Guido Gentile and Titus S. van Erp
Breakdown of Lindstedt Expansion for Chaotic Maps
(764K, postscript)
ABSTRACT. In a previous paper of one of us [Europhys. Lett. 59 (2002), 330--336]
the validity of Greene's method for determining the
critical constant of the standard map (SM)
was questioned on the basis of some numerical findings.
Here we come back to that analysis and we provide an
interpretation of the numerical results by showing that no
contradiction is found with respect to Greene's method.
We show that the previous results based on the expansion in
Lindstedt series do correspond to the transition value
but for a different map: the semi-standard map (SSM).
Moreover, we study the expansion obtained from the SM and SSM
by suppressing the small divisors.
The first case turns out to be related to Kepler's equation after
a proper transformation of variables.
In both cases we give an analytical solution for the
radius of convergence, that represents the singularity in the complex
plane closest to the origin.

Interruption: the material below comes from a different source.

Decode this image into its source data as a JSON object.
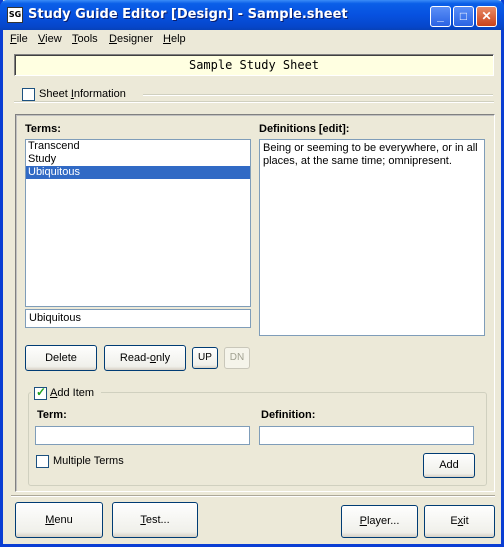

Also here, the radius
of convergence of the SM's analogue turns out to be
lower than the one of the SSM. However, despite the absence
of small denominators these two radii are lower than the ones of
the true maps for golden mean winding numbers.
Finally, the analyticity domain and, in particular,
the critical constant for the two maps without small divisors
are studied analytically and numerically.
The analyticity domain appears to be an perfect circle for the SSM
analogue, while it is stretched along the real axis for the SM analogue
yielding a critical constant that is larger than its radius of convergence.